Revision as of 02:48, 24 May 2007

Western Meeting Notes

5/14 Overview of goals for the next two weeks

Begin Experimentation

Educational Information

Literature Research


5/15

Reviewed PowerPoint presentations of 2006 project to gain an understanding of the Pancake Problem.

Viewed Bruce's presentation on the mutation of the hix sites

Developed plan to build testing constructs of mutant hix sites, arriving this afternoon from Davidson by FedEx

Will build pLac - hix(n) - BBa_S03644 (RFPrev-RBSrev) - hix(n) on AmpR plasmid. Details to follow.

Note -- The above plan has changed as of Tuesday afternoon because of availability of parts.

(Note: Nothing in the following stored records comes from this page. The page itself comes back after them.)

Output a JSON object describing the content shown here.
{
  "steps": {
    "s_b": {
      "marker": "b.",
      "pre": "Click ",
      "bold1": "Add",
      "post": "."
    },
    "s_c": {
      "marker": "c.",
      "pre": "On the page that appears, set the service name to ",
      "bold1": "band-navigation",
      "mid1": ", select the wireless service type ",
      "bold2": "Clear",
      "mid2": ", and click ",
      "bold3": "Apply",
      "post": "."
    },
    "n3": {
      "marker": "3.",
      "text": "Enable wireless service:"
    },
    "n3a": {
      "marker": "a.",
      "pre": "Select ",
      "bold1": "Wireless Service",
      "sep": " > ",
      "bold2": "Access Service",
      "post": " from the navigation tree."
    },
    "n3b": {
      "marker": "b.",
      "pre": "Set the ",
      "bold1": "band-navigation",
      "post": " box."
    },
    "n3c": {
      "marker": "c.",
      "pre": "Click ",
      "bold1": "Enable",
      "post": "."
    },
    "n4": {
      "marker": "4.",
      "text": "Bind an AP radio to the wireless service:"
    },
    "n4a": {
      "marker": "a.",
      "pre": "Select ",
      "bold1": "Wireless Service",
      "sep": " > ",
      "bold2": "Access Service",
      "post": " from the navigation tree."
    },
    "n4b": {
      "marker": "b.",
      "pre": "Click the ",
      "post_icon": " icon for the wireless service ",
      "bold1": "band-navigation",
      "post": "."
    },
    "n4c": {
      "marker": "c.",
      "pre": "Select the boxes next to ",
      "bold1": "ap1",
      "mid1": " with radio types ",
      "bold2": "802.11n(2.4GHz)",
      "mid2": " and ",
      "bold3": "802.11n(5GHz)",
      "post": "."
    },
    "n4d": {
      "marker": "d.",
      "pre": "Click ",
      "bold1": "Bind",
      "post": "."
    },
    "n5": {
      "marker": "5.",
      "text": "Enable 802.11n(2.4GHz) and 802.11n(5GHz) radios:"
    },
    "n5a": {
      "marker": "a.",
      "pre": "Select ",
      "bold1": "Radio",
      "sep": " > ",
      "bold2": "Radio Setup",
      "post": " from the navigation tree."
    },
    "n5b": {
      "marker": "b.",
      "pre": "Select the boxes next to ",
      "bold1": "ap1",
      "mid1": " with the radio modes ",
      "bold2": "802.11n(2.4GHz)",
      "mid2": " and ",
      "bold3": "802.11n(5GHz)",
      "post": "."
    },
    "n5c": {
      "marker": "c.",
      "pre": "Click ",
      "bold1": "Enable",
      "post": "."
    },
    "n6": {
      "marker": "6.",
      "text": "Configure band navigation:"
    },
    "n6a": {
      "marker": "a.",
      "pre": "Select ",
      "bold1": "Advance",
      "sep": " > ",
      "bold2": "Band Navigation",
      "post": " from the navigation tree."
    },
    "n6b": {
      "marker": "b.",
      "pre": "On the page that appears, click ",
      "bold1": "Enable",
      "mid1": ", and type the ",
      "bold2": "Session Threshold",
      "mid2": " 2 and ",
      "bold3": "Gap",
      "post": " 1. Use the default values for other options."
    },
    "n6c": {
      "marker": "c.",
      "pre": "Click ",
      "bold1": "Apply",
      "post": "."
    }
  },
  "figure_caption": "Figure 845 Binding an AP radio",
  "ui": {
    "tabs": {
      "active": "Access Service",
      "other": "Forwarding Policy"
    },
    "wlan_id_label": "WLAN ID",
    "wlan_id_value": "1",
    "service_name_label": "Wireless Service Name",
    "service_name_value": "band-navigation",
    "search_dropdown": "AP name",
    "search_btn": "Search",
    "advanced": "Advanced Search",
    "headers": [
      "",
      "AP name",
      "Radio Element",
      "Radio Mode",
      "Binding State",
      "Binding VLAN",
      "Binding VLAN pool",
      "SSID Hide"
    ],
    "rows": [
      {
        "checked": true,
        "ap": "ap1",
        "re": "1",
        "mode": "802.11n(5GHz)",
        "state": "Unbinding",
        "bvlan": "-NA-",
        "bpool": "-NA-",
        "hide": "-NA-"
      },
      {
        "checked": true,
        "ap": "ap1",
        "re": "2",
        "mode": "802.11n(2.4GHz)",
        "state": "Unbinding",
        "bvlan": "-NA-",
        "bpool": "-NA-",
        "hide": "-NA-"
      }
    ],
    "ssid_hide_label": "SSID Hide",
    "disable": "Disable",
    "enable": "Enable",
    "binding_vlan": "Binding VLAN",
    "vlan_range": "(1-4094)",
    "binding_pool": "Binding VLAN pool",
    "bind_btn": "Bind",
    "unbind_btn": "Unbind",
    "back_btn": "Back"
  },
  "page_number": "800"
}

BBa_S03644 is not available in our lab and the exact forward equivalent appears (amazingly) to not exist anywhere. However, there is an RBS - RFP in the Registry (BBa_I13502) which is a preassembled combination of a weaker RBS (BBa_B0034) and RFP (BBa_E1010). There is also a full positive control assembly (BBa_J04450) of pLac - B0034 - E1010 - Term. We will need to be careful to use the same parts in our Hix(n) assemblies so that we can test for only the functionality of our construct with the mutated Hix sites included.

5/16

We have cultures that were grown overnight of the Hix(n). We received the sequencing data on the Karen's and Bruce's Hix(n) constructs (from 5/14 report) and are analyzing the data to find the mutations. Lab work continues.

Hixn.jpg

5/17

Karen developed a modified Green Fuorescent protein, GFP, by splitting the DNA for GFP, reversing one portion and adding Hix sites to it. This way, GFP can only be produced when the reversed portion is inverted so that the entire gene is in the correct order. This method was attempted with the TET resistance gene with no results. We have looked at using several fluorescent proteins modified in this manner to study the Traveling Salesman. In this manner, the proteins would only be expressed if they had all been lined up in the correct order. This approach has some flaws however, all fluorescent proteins are similar in structure, so that even if the portions of two different genes come together, the resulting protein may still fluoresce. Additionally, fluorescent protiens have the ability to undergo fluorescent resonant energy transfer, FRET, a phenomenon in which energy absorbed by one molecule is directly transfered to a second molecule, this prevents the first molecule from emitting visible photons, so that it may remain undetected.

5/21

Students -- For this week and the first half of next, we will not be doing labwork as Dr. Eckdahl will be out of town until next Thursday afternoon. In the meantime, we can be investigating the two literature questions below. Please look for pertinent articles and include notes and references on the main WIKI page when you find something good. Our two questions are:


1. Can one promoter drive more than one coding sequence on a plasmid in bacteria? (i.e., Do polycistronic systems function one plasmids in bacteria?)

2. What promoters are available in the Registry or are known from the literature that we can control (either by inducing or repressing)?

Feel free to communicate via e-mail with Drs. Eckdahl and Poet as you find things. Be sure to document what you find as you find it so we can move forward as a team and not spend time duplicating our efforts.